Step 4 — Create indexes for fast similarity search
Without an index, pgvector performs exact nearest-neighbor search — accurate but O(n) for every query. For production, you need an approximate nearest-neighbor (ANN) index.
pgvector supports two index types:
HNSW (recommended for most cases)
-- Create HNSW index for cosine similarity
CREATE INDEX ON document_chunks
USING hnsw (embedding vector_cosine_ops)
WITH (m = 16, ef_construction = 64);
HNSW parameters:
| Parameter | Default | Effect |
|---|---|---|
m |
16 | Connections per node. Higher = better recall, more memory |
ef_construction |
64 | Build-time search width. Higher = better recall, slower build |
For most RAG use cases, the defaults are fine. Increase m=32, ef_construction=128 if recall is critical (legal documents, compliance search).
IVFFlat (better for very large datasets)
-- First, you need data in the table before creating this index
CREATE INDEX ON document_chunks
USING ivfflat (embedding vector_cosine_ops)
WITH (lists = 100);
lists should be roughly sqrt(row_count). IVFFlat builds faster than HNSW but has lower recall by default. Tune SET ivfflat.probes = 10 at query time to trade speed for recall.
Which to choose:
| HNSW | IVFFlat | |
|---|---|---|
| Recall | Higher | Lower (tunable) |
| Build time | Slower | Faster |
| Memory | Higher | Lower |
| Best for | <2M vectors, high recall | >2M vectors, batch ingestion |
For most RAG projects, use HNSW.
Step 5 — Run similarity search queries
def semantic_search(
query: str,
top_k: int = 5,
lang_filter: str = None,
min_similarity: float = 0.7
) -> list[dict]:
"""Find the most semantically similar chunks to a query."""

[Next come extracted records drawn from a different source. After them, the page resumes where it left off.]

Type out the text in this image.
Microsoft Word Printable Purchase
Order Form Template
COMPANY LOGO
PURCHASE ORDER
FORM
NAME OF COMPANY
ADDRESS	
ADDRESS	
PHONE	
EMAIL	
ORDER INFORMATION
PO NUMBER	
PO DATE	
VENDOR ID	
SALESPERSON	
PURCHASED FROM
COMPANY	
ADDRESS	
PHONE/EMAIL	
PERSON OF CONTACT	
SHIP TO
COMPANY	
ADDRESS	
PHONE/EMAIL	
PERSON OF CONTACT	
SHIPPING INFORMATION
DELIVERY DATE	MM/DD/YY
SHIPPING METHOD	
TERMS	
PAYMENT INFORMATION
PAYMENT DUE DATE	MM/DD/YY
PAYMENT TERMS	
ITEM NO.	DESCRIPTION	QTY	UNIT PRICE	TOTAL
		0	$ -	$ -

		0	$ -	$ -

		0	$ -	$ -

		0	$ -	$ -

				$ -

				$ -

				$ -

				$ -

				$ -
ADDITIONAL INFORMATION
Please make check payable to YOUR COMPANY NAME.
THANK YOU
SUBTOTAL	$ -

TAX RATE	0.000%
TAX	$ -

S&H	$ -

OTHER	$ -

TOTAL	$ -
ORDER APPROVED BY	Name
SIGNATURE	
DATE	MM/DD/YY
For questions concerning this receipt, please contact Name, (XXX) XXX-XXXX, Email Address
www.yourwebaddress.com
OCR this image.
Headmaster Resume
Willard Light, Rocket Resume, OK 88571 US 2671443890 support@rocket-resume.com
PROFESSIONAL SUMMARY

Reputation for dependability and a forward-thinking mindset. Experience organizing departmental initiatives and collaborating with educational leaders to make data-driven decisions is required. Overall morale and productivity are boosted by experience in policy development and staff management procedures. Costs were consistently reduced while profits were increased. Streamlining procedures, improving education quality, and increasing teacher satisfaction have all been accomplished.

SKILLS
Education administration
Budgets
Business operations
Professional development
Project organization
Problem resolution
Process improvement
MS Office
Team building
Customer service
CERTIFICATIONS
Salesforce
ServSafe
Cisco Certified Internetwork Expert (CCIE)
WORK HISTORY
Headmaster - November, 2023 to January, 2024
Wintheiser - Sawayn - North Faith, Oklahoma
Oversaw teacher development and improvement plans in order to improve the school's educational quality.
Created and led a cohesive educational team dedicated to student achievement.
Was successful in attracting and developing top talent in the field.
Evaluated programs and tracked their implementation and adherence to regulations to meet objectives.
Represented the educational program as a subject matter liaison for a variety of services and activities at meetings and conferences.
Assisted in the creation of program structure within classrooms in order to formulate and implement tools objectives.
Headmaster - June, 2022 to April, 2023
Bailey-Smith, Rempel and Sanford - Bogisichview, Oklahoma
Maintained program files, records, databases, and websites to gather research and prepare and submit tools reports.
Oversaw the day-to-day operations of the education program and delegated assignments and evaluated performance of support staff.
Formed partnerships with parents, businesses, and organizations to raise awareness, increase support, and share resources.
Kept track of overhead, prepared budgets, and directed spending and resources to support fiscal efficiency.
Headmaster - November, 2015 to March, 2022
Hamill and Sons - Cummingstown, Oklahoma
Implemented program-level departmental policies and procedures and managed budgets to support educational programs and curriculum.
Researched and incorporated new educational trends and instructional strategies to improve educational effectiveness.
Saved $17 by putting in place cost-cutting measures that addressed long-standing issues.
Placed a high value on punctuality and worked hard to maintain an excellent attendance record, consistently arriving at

query_embedding = get_embedding(query)
conn = psycopg2.connect(DB_URL)
cur = conn.cursor()
try:
# Set ef_search higher than default for better recall
cur.execute("SET hnsw.ef_search = 100")
sql = """
SELECT
dc.id,
dc.content,
dc.chunk_index,
d.title,
d.source_url,
d.lang,
1 - (dc.embedding <=> %s::vector) AS similarity
FROM document_chunks dc
JOIN documents d ON d.id = dc.document_id
WHERE 1 - (dc.embedding <=> %s::vector) >= %s
{lang_clause}
ORDER BY dc.embedding <=> %s::vector
LIMIT %s
""".format(
lang_clause="AND d.lang = %s" if lang_filter else ""
)
params = [query_embedding, query_embedding, min_similarity]
if lang_filter:
params.append(lang_filter)
params.extend([query_embedding, top_k])
cur.execute(sql, params)
rows = cur.fetchall()
return [
{
"id": row[0],
"content": row[1],
"chunk_index": row[2],
"title": row[3],
"source_url": row[4],
"lang": row[5],
"similarity": float(row[6])
}
for row in rows
]
finally:
cur.close()
conn.close()
# Usage
results = semantic_search(
query="What is the password policy for privileged accounts?",
top_k=5,
lang_filter="en",
min_similarity=0.75
)
for r in results:
print(f"[{r['similarity']:.3f}] {r['title']} — chunk {r['chunk_index']}")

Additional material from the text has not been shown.